J’avais élu domicile dans une petite ville à plusieurs kilomètres. Je logeai dans un motel depuis une bonne semaine. J’avais pris l’initiative de limiter mes déplacements et de sortir couverte. La seule lourde dépense que j’avais effectuée était un couteau qui ne me quittait pas. Ils pouvaient me retrouver à tout instant. S’ils voulaient mettre la main sur moi, je n’allais pas hésiter avant de leur enfoncer mon arme dans le ventre.

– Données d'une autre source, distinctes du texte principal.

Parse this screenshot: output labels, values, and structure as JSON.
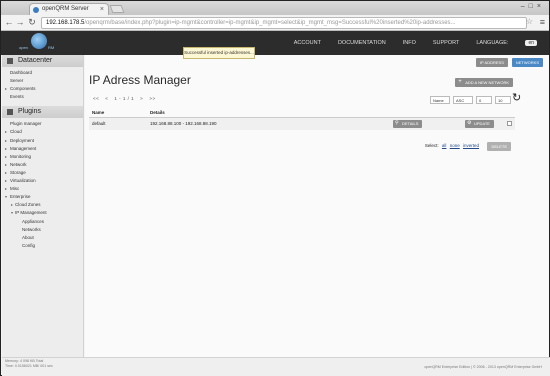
{
  "browser": {
    "tab_title": "openQRM Server",
    "url_host": "192.168.178.5",
    "url_path": "/openqrm/base/index.php?plugin=ip-mgmt&controller=ip-mgmt&ip_mgmt=select&ip_mgmt_msg=Successful%20inserted%20ip-addresses..."
  },
  "header": {
    "logo_left": "open",
    "logo_right": "RM",
    "nav": [
      "ACCOUNT",
      "DOCUMENTATION",
      "INFO",
      "SUPPORT"
    ],
    "language_label": "LANGUAGE:",
    "language_value": "en"
  },
  "notice": "Successful inserted ip-addresses...",
  "sidebar": {
    "datacenter_title": "Datacenter",
    "datacenter_items": [
      "Dashboard",
      "Server",
      "Components",
      "Events"
    ],
    "plugins_title": "Plugins",
    "plugin_items": [
      "Plugin manager",
      "Cloud",
      "Deployment",
      "Management",
      "Monitoring",
      "Network",
      "Storage",
      "Virtualization",
      "Misc",
      "Enterprise"
    ],
    "enterprise_items": [
      "Cloud Zones",
      "IP Management"
    ],
    "ipmgmt_items": [
      "Appliances",
      "Networks",
      "About",
      "Config"
    ],
    "foot_memory": "Memory: 4 098 KB Total",
    "foot_time": "Time: 0.0156021 MB/ 001 sec"
  },
  "main": {
    "btn_ip_addresses": "IP ADDRESS",
    "btn_networks": "NETWORKS",
    "title": "IP Adress Manager",
    "add_button": "ADD A NEW NETWORK",
    "pager": {
      "first": "<<",
      "prev": "<",
      "range": "1 - 1 / 1",
      "next": ">",
      "last": ">>"
    },
    "sort_select": "Name",
    "order_select": "ASC",
    "offset_value": "0",
    "limit_select": "10",
    "columns": [
      "Name",
      "Details"
    ],
    "rows": [
      {
        "name": "default",
        "details": "192.168.88.100 - 192.168.88.190",
        "details_btn": "DETAILS",
        "update_btn": "UPDATE"
      }
    ],
    "select_label": "Select:",
    "select_all": "all",
    "select_none": "none",
    "select_inverted": "inverted",
    "delete_btn": "DELETE"
  },
  "footer": {
    "copyright": "openQRM Enterprise Edition | © 2006 - 2013 openQRM Enterprise GmbH"
  }
}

Mes sentiments étaient perdus entre la colère, la peur, la tristesse, l’angoisse et l’interrogation perpétuelle. Pire encore, mes hallucinations revenaient de plus belles. D’abord, elles étaient futiles avant de devenir plus persistantes. Je voyais des gens aux regards tristes, aux expressions qui n’inspiraient rien de bon sans parler des manifestations la nuit. Je percevais des murmures, des ombres, des inscriptions en lettres écarlate ou sur le miroir de la salle de bain avant que cela ne disparaisse. Une fois endormie, je voyais Delilah et la gorge tranchée de Lucien. Ils me hantaient tous et ça empirait de jour en jour. J'avais besoin de médicaments.

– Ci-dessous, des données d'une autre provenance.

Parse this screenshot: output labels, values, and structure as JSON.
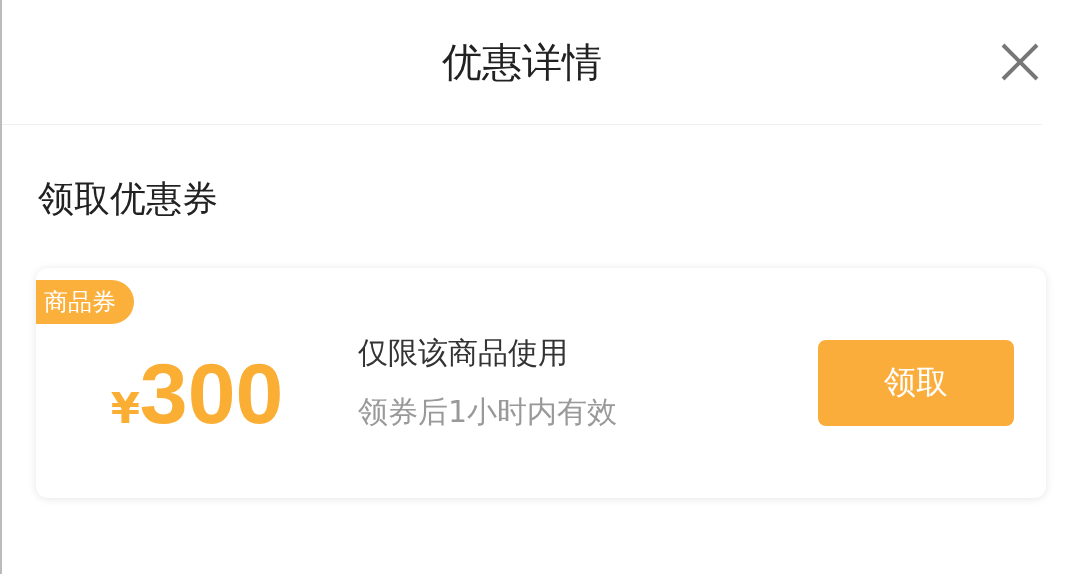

Lorsque je sortais, je me sentais observée en permanence. Je ne cessais de rester sur mes gardes. Je baissais la tête, j’enfonçai un bonnet sur ma tête et ne sortais jamais sans lunettes de soleil. Emprisonnée dans un monde d’impressions, d’hallucinations et de paranoïa constantes, je compris assez vite que mon impression d’être suivie était bien réelle.

La nuit était tombée depuis longtemps lorsque je passai la porte d’un restaurant. Ce genre de restaurant ouvert jour et nuit aux néons colorés, aux banquettes de cuir et aux tables dont les coins étaient arrondis. Je remontai l’étroite allée puis fonçai jusqu’à une banquette, au fond de la salle. Une fois sur le cuir rouge, je posai mon sac près de moi et me glissai sur le bord de cette même banquette. Si quelqu’un s’approchait, je pourrais vite partir. La serveuse vint remplir ma tasse de café sur ma demande avant de me laisser un menu. Derrière mes lunettes, je lus le menu. Je le tenais devant moi, redressé afin de pouvoir surveiller la salle en même temps. Je pus alors repérer trois paires d’yeux se tourner dans ma direction. Trois hommes.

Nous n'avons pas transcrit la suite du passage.